Additionally, another feedback that will be crucial in creating this plan is the gap between the current and ideal situation. This data is critical for coming up with actionable strategies later on.
2. Assess Possible Risks and Threats
Next off, this step is undoubtedly the most critical part of this entire process. Determine, single out, and assess the possible cyber risks and threats.
Say, for example, a large chunk of your financial data needs to be migrated online. A crucial part of the assessment tells you how you should go about the data transfer. Are there fewer risks if you do it in one go, or are there more? This assessment also provides you with the answer to which ICS security vendor you can partner with.
Choosing the perfect ICS provider is a decision that shouldn’t be taken lightly. ICS or industrial control system security providers are responsible for the safekeeping and securing of the security systems in place. They can also assess your current measures and update them accordingly.
3. Take Note of Existing Cybersecurity Rules
It also goes without saying that you need to take note of your business’s current cybersecurity measures.
In this process, don’t just take notice of these rules. Evaluate each one and determine if they have been effective wards against any forms of security and data breach. If they are, further assess if these rules can be improved and streamlined for a fully digitized business.
If they weren’t effective in any way, scrap them or revise them to fit with the new system.
4. Set Achievable and Time Bound Goals
Now that you have a better grasp of how your business is doing cyber security-wise, it’s time to draft some actionable plans that go better together with the digital transformation.

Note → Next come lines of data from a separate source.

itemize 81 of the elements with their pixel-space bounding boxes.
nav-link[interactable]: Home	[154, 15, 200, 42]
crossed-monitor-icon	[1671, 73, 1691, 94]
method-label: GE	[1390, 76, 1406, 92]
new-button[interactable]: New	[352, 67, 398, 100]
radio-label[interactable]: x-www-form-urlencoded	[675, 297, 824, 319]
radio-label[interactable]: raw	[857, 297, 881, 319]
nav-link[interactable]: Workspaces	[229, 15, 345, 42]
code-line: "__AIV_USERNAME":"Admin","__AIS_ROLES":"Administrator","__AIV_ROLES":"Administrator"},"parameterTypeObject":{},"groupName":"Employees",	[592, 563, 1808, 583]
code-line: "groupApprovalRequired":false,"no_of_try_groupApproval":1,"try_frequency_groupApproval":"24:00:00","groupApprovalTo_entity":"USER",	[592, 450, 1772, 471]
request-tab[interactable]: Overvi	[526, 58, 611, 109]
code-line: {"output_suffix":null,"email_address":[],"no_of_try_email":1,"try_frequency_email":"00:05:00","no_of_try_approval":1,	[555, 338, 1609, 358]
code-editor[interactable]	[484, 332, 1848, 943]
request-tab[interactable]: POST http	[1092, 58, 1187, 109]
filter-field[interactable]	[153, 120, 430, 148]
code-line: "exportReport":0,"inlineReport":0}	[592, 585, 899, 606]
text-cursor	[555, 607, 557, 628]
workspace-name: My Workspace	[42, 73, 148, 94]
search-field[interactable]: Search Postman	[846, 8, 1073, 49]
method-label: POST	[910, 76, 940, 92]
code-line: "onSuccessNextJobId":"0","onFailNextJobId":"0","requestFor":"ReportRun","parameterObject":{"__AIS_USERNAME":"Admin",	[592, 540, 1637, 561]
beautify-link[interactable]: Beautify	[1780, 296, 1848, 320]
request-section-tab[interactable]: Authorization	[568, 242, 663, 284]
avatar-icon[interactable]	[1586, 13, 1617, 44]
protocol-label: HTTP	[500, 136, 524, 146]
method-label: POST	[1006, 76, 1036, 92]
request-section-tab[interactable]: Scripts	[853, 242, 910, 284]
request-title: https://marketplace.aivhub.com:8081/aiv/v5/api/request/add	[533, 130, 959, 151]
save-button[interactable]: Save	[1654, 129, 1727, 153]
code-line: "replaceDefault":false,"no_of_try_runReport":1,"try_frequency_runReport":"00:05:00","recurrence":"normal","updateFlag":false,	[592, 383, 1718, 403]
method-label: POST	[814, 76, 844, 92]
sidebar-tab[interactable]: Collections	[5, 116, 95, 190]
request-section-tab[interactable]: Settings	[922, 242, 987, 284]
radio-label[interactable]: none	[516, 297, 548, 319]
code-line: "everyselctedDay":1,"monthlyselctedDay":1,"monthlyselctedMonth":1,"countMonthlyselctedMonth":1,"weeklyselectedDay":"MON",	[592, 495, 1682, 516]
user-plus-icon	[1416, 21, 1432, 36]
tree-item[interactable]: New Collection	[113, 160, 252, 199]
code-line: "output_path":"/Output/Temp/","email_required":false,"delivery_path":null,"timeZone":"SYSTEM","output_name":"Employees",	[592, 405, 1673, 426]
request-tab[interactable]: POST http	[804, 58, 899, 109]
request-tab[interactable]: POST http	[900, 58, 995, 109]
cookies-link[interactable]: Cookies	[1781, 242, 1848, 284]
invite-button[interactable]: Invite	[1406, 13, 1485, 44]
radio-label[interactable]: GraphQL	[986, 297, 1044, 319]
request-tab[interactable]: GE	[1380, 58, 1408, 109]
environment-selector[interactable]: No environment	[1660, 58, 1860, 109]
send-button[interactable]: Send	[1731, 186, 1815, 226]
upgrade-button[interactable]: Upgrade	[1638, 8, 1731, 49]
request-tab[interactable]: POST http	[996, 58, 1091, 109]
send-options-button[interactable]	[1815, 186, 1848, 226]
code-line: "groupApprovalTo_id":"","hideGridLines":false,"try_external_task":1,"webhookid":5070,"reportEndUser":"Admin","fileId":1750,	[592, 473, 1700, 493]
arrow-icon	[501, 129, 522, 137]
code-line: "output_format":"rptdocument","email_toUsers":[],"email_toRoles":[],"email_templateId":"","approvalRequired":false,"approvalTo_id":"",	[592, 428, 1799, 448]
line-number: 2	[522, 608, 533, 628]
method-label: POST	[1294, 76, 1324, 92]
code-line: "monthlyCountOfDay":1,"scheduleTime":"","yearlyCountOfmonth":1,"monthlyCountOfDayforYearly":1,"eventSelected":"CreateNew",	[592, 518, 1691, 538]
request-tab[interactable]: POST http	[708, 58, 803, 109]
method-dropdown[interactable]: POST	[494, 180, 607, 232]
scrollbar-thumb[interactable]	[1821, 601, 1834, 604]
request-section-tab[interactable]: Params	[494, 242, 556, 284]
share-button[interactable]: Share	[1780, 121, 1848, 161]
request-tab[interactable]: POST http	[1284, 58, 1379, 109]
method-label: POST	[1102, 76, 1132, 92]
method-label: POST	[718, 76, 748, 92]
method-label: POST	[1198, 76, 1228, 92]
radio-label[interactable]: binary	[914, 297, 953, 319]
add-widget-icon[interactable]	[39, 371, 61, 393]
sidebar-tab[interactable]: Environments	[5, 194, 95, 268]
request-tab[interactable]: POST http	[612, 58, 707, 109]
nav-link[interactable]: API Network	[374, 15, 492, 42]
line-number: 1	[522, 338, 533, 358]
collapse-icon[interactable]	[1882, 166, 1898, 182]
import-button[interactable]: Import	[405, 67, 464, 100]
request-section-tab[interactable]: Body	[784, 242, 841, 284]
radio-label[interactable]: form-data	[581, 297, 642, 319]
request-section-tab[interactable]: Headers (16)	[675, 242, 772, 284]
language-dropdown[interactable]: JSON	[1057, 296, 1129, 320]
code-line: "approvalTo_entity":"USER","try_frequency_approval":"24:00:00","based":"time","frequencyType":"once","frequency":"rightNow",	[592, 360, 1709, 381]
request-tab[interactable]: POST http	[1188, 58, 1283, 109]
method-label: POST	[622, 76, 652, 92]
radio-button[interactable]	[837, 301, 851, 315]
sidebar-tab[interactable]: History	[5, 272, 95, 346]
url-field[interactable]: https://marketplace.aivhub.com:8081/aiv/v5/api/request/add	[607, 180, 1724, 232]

It is important to note that creating these goals shouldn’t be done just for its sake. There should be an emphasis on creating achievable and time bound goals to measure the progress of the company accurately.
5. Familiarize With Related Laws
Lastly, to serve as the framework of your plan, brush up on existing cybersecurity laws. These current laws will help streamline what you need to include in your project. Including law provisions in your company’s cybersecurity plan will cement the authority of said document.
It will also help penalize attacks and breaches accordingly. If a certain violation is subject to years of incarceration, your HR team can prepare the necessary actions to push through the punishment.
At most, familiarizing with these laws will minimize the loopholes of your plan. It will provide a better grasp of possible threats and how to measure the violations and penalize them accordingly.
Final Words
Digital transformation bridges the present with the future. As everything continues to transform digitally, it is just right to have a safety net that will shield this process from threats. Cyber terrorism and attacks are, admittedly, something unprecedented. They often come as a surprise, so the best thing to do is to be fully prepared for the possible countermeasures.
Cybersecurity plans are these countermeasures. Make sure that your plan is a substantial safety net and not one with holes and scratches.